Par ailleurs, les études rendues publiques parlent uniquement
des enfants impliqués dans les conflits armés ou révèlent de
l’impact des guerres sur eux, alors que la violence est quotidienne
et doit être dénoncée. Les enfants ont donc pris l’initiative
d’évoquer toutes les formes de violence dans leurs pays tout
en dénonçant ce phénomène et en insistant à la fin de la conférence
pour que de telles révélations ne tombent pas dans l’oubli.
Souvent ces enfants subissent la violence comme une fatalité
comme Mona Emad, Egyptienne d’origine saïdie, pour qui la violence
est un mode d’éducation. C’est seulement le jour où un de ses
professeurs l’a humiliée qu’elle a commencé à se poser des questions,
car ce comportement odieux l’a choquée. Ce n’est pas la première
fois que cette petite brunette de 15 ans participe à une telle
conférence. « J’ai assisté à quelques assemblées locales l’été
dernier, des séances au cours desquelles on a discuté des problèmes
des jeunes et du rôle des médias », dit-elle. Aujourd’hui, elle
n’a pas honte de revendiquer ses droits et ose même poser des
questions aux responsables. « J’espère rencontrer le ministre
de l’Education et lui demander pourquoi le décret qui interdit
aux professeurs de battre les élèves n’est pas encore appliqué.

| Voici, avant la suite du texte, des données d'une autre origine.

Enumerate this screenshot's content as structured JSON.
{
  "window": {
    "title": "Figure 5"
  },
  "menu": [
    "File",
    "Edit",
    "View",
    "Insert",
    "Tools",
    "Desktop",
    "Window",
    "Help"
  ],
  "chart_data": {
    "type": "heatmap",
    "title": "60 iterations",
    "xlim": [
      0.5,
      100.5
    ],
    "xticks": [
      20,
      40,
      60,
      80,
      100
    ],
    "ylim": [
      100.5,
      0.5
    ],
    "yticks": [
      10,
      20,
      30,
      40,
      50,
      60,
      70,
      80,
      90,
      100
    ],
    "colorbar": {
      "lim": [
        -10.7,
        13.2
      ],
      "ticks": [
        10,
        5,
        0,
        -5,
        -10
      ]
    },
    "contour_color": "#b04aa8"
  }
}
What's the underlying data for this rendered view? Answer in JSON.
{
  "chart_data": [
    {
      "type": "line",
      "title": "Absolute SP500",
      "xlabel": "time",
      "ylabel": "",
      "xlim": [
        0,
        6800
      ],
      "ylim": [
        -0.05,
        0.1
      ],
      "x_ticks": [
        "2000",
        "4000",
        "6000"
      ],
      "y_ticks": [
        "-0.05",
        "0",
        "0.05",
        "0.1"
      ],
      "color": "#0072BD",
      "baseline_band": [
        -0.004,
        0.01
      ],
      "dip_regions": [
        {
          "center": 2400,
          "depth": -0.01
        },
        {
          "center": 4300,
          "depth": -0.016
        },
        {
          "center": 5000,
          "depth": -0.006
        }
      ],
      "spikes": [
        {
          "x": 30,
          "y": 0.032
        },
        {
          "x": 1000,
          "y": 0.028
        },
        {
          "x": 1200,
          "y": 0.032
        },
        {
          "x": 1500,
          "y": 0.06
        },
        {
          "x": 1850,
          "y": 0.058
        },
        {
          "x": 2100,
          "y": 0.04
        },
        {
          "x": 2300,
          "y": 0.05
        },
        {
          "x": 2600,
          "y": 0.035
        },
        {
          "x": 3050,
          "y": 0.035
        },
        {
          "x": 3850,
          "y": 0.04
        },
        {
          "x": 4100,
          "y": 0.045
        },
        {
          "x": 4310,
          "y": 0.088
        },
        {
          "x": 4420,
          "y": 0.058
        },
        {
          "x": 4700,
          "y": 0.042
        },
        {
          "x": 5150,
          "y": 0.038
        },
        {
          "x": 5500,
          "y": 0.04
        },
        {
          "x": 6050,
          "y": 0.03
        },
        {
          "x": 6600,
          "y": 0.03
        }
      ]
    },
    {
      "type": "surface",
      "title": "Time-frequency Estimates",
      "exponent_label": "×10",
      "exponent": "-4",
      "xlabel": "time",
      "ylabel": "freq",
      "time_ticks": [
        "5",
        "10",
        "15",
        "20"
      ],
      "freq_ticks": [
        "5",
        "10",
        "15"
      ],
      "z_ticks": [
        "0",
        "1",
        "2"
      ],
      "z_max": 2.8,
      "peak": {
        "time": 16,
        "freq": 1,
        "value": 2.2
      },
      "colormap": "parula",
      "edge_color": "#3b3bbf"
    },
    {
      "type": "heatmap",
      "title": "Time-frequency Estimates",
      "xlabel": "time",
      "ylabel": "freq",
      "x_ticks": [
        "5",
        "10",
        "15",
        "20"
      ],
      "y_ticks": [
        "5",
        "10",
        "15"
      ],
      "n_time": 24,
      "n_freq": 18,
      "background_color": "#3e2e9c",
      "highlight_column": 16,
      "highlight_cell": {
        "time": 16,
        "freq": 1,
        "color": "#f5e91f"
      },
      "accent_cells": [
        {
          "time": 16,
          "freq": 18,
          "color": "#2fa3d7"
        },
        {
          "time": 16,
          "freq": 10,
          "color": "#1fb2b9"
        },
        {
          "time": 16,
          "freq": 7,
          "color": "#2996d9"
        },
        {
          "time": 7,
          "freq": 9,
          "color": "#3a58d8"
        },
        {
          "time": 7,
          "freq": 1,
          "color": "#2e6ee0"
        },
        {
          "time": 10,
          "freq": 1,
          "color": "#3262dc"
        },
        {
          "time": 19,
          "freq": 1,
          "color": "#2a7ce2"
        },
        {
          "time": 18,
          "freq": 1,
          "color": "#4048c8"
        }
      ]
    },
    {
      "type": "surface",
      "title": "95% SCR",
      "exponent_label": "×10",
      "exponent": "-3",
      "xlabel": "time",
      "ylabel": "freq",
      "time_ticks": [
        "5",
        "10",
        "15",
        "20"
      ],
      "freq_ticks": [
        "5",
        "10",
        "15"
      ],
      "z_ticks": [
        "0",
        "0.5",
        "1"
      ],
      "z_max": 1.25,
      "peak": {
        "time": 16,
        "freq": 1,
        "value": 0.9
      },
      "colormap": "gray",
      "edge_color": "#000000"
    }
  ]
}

Et pourquoi il n’existe pas d’inspection dans les différentes
écoles pour s’assurer que les enfants sont bien traités ? »,
dit-elle. Mona souhaite aborder plusieurs sujets avec le ministre,
car selon elle, l’élève passe une grande partie de sa vie en
contact avec l’école.
Autre
phénomène qui préoccupe l’esprit de Mona, celui des feuilletons
qui montrent une attitude trop rigoriste envers les filles,
sous prétexte que c’est la bonne manière de les éduquer, une
chose absurde.
Mohamad Héneina,
17 ans, Libanais de Saïda (ville située au sud), explique que
dans son pays les filles vivent le même problème.Et ce, même
si les médias montrent une idée faussée de la Libanaise libérée.
« La réalité est tout autre. Beaucoup de parents empêchent leurs
filles de sortir de la maison et même d’aller à l’école pour
éviter qu’elles ne tombent amoureuses, ce qui représenterait
un grand déshonneur pour les familles qui vivent dans les villages
», dit-il. Mohamad estime que ces traditions doivent être abolies
et qu’il faut trouver une issue pour bannir les idées rétrogrades
qui privent la fille de son droit le plus élémentaire qui est
l’éducation. Pour Mohamad, le fait de priver une personne de
l’éducation est une forme d’agression pire que les coups que
l’on peut affliger à quelqu’un. Mohamad parle comme un adulte.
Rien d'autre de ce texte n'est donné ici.